Los economistas convocados pusieron el dedo en la llaga. El crecimiento del PIB ha sido bajo durante décadas y peor aún, ha venido perdiendo impulso de manera persistente. No se trata de un tropiezo coyuntural, sino de un estancamiento estructural. La economía avanza, sí, pero lo hace con una parsimonia desesperante. El empleo no crece con fuerza y, cuando lo hace, suele concentrarse en actividades de baja productividad, lo que limita cualquier posibilidad de desarrollo sostenido. México ya supo crecer, lo hizo durante el periodo del desarrollo estabilizador, cuando la inversión, la industrialización y la planeación económica marcaron el rumbo. Desde entonces el país no ha logrado reencontrar una senda de crecimiento vigoroso y continuo. La inversión pública ha perdido dinamismo y la privada se ha movido con cautela ante la incertidumbre regulatoria y jurídica. A ello se suma el empuje exportador que, aunque relevante, ha sido insuficiente para compensar el letargo interno. El resultado ha sido una desaceleración prolongada del PIB. Se enfatizó en la necesidad de crecer, detonando una alza elevada y sostenida de la inversión, lo cual en automático generaría empleos. La incertidumbre en torno al TMEC y la política de Estados Unidos nubla casi todo proyecto, al igual que el devenir en la práctica de la reforma judicial, de la evolución de la inseguridad física, de la certeza de la legislación tributaria y de las requeridas reglas claras respecto al financiamiento bancario.
Afortunadamente hay luces en el panorama, en 2025 México alcanzó un récord exportador, impulsado por el comercio con Estados Unidos y el nearshoring. Buena noticia, pero insuficiente.
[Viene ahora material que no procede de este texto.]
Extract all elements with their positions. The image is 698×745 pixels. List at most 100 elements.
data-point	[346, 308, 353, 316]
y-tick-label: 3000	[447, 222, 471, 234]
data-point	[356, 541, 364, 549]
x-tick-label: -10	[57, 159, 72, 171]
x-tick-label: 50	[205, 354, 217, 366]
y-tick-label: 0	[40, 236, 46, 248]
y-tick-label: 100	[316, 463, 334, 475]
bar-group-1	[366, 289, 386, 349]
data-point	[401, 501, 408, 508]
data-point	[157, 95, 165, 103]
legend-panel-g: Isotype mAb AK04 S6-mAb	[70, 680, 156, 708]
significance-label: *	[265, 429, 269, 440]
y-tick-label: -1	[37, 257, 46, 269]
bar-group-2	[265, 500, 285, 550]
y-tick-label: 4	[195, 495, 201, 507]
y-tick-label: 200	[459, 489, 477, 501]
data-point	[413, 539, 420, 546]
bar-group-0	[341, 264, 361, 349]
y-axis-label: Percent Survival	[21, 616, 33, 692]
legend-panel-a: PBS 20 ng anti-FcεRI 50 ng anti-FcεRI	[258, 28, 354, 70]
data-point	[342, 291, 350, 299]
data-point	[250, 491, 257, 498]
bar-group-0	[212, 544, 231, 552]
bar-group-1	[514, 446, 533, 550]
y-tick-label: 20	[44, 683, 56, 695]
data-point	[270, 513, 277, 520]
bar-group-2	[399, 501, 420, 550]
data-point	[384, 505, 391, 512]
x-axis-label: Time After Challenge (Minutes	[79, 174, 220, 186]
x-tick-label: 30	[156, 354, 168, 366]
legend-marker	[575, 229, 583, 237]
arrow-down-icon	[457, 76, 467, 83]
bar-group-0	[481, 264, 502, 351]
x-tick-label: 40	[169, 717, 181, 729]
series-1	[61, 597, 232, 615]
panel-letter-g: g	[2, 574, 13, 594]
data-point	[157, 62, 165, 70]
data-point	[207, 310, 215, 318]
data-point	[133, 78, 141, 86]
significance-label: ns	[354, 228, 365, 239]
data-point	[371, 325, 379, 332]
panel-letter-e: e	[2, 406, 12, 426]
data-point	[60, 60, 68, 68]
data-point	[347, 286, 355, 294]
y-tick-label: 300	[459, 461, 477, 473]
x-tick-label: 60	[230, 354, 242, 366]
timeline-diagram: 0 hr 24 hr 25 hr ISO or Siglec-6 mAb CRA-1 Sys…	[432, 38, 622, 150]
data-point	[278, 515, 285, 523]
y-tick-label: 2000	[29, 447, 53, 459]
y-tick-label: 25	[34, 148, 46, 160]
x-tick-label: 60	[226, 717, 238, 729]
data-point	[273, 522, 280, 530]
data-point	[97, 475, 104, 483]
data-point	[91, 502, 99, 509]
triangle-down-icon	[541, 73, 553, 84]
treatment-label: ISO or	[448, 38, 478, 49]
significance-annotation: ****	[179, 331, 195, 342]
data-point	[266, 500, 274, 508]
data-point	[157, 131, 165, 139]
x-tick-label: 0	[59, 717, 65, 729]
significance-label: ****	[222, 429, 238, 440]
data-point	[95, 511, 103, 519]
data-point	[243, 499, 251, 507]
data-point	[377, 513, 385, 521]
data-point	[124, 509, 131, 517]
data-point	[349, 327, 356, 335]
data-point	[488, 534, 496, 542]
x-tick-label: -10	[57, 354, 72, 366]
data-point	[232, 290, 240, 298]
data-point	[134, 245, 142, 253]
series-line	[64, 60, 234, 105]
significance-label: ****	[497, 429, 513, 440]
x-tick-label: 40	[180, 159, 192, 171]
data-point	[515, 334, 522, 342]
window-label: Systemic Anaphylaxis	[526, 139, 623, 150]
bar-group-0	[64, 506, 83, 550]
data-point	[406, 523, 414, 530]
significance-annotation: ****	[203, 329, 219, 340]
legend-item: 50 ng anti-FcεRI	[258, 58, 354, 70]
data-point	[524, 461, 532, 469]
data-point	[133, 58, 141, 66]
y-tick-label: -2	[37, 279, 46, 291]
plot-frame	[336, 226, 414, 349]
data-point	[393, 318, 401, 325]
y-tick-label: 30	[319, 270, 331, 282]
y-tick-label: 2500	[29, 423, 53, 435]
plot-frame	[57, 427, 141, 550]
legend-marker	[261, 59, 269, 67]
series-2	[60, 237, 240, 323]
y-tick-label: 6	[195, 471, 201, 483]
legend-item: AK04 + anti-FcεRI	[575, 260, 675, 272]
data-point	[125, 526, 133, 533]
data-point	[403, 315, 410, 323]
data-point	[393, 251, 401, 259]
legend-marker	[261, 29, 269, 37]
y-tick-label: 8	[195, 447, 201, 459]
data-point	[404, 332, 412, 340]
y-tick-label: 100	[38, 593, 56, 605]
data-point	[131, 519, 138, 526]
Las exportaciones por si solas no arrastran al resto de la economía si no van acompañadas de inversión, productividad e integración interna. En este contexto, el papel de Pemex resulta revelador. Con respecto a los envíos de petróleo a Cuba, ¿es una decisión estratégica del Estado mexicano o una determinación unilateral de la empresa petrolera? La respuesta no requiere mayor análisis, Pemex nunca enviaría combustible a otro país sin la venia presidencial, máxime en condiciones preferenciales. Ya imagino a Pemex enviando petróleo a Perú o a Ecuador por sus pistolas.
El mensaje de fondo es inequívoco, la presidenta Sheinbaum reconoce que México está económicamente estancado. Convocar a economistas, banqueros y autoridades financieras, no es un gesto académico, sino la admisión de que el modelo vigente no está funcionando. El país no crece, la inversión no despega y el tiempo político corre. Identificar el problema es apenas el primer paso, resolverlo exigirá decisiones incómodas, rupturas reales y algo que ha escaseado por años: crecimiento.